All I have to give



浮かれていたが、当たり前のことだ。

ただで置いてもらおうなんて思っていない。



一体どんな条件が…?


生唾をぐっと飲み込んで、 彼の瞳を見つめた。



「この家の家事をすべてやること」


「家事…?」



それだけでいいのか…力仕事でも何でもやる覚悟だったのに拍子抜けしてしまう。


「ちょうど昨日まで雇っていた家政婦をクビにしたところだった。お前が代わりにやれ」


「どうして、クビに?」


灰皿らしきキレイな壺にタバコを投げ入れると、ジュッと火が消える音がした。


「あのババア、俺の時計を質屋に出しやがった」


「はあ…」


「この紙に詳細が書いてある。後で読んでおけ。部屋を案内する」


A4一枚の紙を渡され、彼は数ある部屋のひとつを案内してくれた。


クローゼット、ベッド、ドレッサー、シャワールーム…何でも揃っていて、まるでホテルの一室ようだ。


一人で使うには十分過ぎるほど広い。


「明日からでいい。今日はもう休め。
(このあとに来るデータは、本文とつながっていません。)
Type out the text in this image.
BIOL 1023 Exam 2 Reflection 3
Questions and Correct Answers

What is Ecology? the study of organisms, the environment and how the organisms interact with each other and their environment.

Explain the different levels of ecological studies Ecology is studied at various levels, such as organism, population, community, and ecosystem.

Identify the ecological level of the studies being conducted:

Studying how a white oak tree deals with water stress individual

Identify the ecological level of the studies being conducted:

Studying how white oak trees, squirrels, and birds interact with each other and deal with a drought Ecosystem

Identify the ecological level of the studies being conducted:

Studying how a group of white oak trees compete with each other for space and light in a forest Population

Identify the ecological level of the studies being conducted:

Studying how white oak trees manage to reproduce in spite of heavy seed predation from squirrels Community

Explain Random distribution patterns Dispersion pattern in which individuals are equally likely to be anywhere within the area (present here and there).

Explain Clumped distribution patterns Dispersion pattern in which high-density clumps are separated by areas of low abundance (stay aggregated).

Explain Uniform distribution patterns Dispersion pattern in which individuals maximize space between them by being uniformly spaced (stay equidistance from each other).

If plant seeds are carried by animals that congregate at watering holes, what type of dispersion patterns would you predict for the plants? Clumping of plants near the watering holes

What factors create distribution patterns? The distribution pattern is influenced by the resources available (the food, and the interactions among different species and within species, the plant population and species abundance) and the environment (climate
あ、それと…」


思い出したようにズボンのポケットから出した一枚の黒いカード。


「必要なものは、コレで買え」



「いや、あたし…お金あるからだいじょう…」


「ガキの金なんてタカが知れてんだよ。いいから、持っとけ」


強制的に持たされた、クレジットカード。


この人の金銭感覚は理解できない。